Поздно, близко к полночи, выйдя из клуба, Капустин и Трошин, не сговариваясь, остановились на крыльце, глубоко и неутомимо вдыхая прохладный воздух, охмеливший их своей свежестью, ночным настоем остывшей земли, гари, близкого зазимка.
— Поверил бы народ в то, что мы начали, — сказал Капустин и вдруг понял, что ни о чем не надо сейчас говорить. Совершилось большое событие и в жизни самого Капустина. Пусть все отстоится хотя бы до утра.
—
— Что ж, хлеб-соль — дело отплатное. Веди. Угощай. Прямо против крыльца, чуть выше пожарной каланчи, коченел рожок-месяц. И в небе густая россыпь ярких звезд — зачерпнешь пригоршнями. Слышны голоса уходящих из клуба. Где-то заскрипели ворота и сонно брехала собака. Две девчонки, сбежав с крыльца, схватились за руки и со смехом пошли по улице, а пройдя немного, остановились вдруг и запели мягкими грустными голосами:
Я иду по берегу, Малина сыплется в реку. Некрасива я девчонка, Никого не завлеку.— Давай пройдемся, — предложил Капустин и кивнул на дверь клуба. — Курят махру, самосад — подышишь, будто чумного зелья напьешься.
Они вышли на берег Кулима и долго стояли молча, каждый думал о своем. А на воде с печальным блеском качалась зыбкая и дробная дорога, брошенная ущербным серпиком месяца наискось от берега к берегу.
— Я, знаешь, Максим, частенько о чем думаю? Гляжу вот так-то вокруг и думаю: сколько же силы, упорства, мужества, терпения понадобилось нашим прадедам, чтобы обжить, обиходить и обладить все эти места. Уже только по одному этому мы не можем, не имеем права плохо хозяйствовать на земле.
— Слава богу, хоть поняли это. А то ведь и говорить-то, что плохо хозяйствуем, нельзя было. А как же лечить эту боль, если о ней и упоминать запрещено?
— Но ты, дорогой Максим, не забывай, среди нас много еще людей, что никаких ошибок не признают. Не было никаких ошибок. Не было — и нет.
— Да пусть и не признают. Существо дела от этого не меняется.

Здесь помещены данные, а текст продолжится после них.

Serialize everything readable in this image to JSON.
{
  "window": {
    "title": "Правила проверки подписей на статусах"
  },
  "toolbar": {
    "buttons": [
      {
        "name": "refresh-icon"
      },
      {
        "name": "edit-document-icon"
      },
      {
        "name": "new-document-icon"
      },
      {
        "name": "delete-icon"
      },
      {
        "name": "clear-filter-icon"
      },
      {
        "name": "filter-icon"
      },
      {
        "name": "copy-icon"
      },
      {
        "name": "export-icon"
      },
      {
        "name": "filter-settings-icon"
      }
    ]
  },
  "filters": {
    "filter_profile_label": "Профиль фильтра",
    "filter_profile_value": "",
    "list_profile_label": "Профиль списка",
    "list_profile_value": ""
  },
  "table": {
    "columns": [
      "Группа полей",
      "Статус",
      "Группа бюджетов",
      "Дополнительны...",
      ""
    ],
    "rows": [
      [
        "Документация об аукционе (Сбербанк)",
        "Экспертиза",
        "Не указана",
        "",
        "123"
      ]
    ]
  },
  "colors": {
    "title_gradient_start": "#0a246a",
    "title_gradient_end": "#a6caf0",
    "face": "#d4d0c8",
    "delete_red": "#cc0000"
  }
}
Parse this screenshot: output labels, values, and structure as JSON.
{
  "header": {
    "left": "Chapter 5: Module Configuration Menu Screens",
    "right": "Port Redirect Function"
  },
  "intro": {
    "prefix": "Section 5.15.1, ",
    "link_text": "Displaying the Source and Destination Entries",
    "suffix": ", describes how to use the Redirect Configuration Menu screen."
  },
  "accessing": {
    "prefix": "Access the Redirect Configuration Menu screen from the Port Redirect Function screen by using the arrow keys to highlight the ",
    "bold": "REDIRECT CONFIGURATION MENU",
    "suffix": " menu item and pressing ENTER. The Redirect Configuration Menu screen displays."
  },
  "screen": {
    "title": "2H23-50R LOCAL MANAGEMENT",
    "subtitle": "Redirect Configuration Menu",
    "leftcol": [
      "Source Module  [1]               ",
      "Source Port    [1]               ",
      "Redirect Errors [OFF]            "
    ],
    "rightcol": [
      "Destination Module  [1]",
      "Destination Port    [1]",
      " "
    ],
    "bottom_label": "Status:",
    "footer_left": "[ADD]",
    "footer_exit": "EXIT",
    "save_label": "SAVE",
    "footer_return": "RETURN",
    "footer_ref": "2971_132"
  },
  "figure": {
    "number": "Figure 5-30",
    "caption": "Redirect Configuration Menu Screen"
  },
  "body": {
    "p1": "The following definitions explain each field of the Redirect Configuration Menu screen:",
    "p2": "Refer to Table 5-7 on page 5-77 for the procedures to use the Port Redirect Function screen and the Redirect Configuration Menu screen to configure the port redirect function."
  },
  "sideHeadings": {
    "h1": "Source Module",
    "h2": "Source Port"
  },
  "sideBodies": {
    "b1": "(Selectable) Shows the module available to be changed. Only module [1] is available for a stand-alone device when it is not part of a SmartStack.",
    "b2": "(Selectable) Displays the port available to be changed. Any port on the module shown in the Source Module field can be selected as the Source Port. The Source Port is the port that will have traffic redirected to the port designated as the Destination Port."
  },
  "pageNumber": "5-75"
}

— Упрощенно, дорогой друг Максим, глядишь на жизнь. Думаешь, сверху нам указали, и мы сразу сделались хорошими? Шутишь. Так не бывает. Я вот поехал к вам и говорю членам бюро: пусть дядловцы сами себе изберут своего председателя. Не повезу я им варяга. Поднялся Верхорубов — и на меня. А ведь он не один, Верхорубов-то, кому по душе старые порядки. Понял?
Когда они поднялись в улицу, деревня уже спала глубоко и безмятежно, решительно не подозревая, что те, кому поручено думать о ее жизни, думают и будут думать неусыпно.
А жизнь на изломах сложна и запутанна.
II
Под чьими-то тяжелыми шагами крякнули и заскрипели примерзшие половицы сенок, чья-то непривычная рука ткнулась в дверь и стала шарить сбоку. Глебовна замерла, насторожилась. Вдруг из темноты сенок во всю пасть широких дверей дохнуло стужей и паром, через порог, склоня голову под притолокой, перешагнул Максим Сергеевич Трошин. Он снял рукавицы, шапку, поздоровался. Пригладил горбушкой ладони усы — туда и сюда.